Quanto tempo resta a um ser vivente?

Acordei hoje com vontade de conversar com meu melhor amigo: meu pai.

Pensei nele e, ao arrumar coisas antigas para o ano que se inicia, me deparei com o texto a seguir (o título é original), que foi escrito por ele (Sylvio Montenegro Rodrigues - eu sou Junior), provavelmente cerca de 22 anos antes do seu desencarne, em 2002.
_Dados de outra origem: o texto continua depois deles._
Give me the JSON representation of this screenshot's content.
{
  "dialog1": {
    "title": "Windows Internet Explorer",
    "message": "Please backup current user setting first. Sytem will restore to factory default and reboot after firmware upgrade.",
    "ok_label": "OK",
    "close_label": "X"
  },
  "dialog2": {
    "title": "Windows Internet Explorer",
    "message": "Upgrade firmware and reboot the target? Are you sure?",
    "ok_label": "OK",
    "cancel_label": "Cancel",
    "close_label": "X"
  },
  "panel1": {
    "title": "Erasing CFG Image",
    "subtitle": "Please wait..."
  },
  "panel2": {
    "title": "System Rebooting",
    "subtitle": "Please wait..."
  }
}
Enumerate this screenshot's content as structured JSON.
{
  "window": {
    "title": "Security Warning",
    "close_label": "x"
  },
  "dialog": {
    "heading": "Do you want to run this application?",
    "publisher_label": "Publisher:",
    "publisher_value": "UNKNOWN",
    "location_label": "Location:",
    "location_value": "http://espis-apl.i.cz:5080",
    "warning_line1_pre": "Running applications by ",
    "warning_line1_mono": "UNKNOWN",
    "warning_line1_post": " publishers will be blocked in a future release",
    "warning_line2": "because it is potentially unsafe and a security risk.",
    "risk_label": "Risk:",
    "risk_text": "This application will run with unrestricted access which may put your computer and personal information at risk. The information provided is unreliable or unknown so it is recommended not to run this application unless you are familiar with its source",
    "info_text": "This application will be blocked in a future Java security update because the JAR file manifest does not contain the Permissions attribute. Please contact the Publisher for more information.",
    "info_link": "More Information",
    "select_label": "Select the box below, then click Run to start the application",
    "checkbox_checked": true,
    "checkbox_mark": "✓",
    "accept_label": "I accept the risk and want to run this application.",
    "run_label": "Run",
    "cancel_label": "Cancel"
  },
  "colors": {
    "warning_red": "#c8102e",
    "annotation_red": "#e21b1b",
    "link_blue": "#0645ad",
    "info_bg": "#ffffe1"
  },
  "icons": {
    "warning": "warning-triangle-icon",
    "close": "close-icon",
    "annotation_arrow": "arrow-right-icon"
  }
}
Minha irmã, Brigitte, achou o manuscrito, quando arrumávamos os pertences dele, logo após nossas últimas despedidas nesta vida.

Depois deste texto, entre outras coisas, ele ainda teve mais um filho, o Rafael (nascido em 1981), de seu segundo casamento - além da Bri (1960), do Roberto Carlos (1962, citado no texto, que desencarnou com poucos meses de vida - não em decorrência do fato citado abaixo), de mim (1963), e do Alexandre (1970).

Além dos filhos, teve também, ainda em vida, dois netos: Thiago (meu filho) e Diogo (o Dodô, filho do Alexandre).  A Beatriz (Bióca), segunda filha do Alê, já estava "encomendada" quando ele partiu de volta pra casa.

Após seu desencarne, nasceram, pela ordem, a própria Bióca; o Pedro (meu filho mais novo), que aos quatro anos deu um "recado" à tia Bri, que ele havia trazido do "Vô Monte", quando encontrou com ele "antes de entrar na barriga da minha mãe"); o Tato (Tomás), caçula do Alê; e o Luccinha (Lucca), filho único, por enquanto, do Ráfa. 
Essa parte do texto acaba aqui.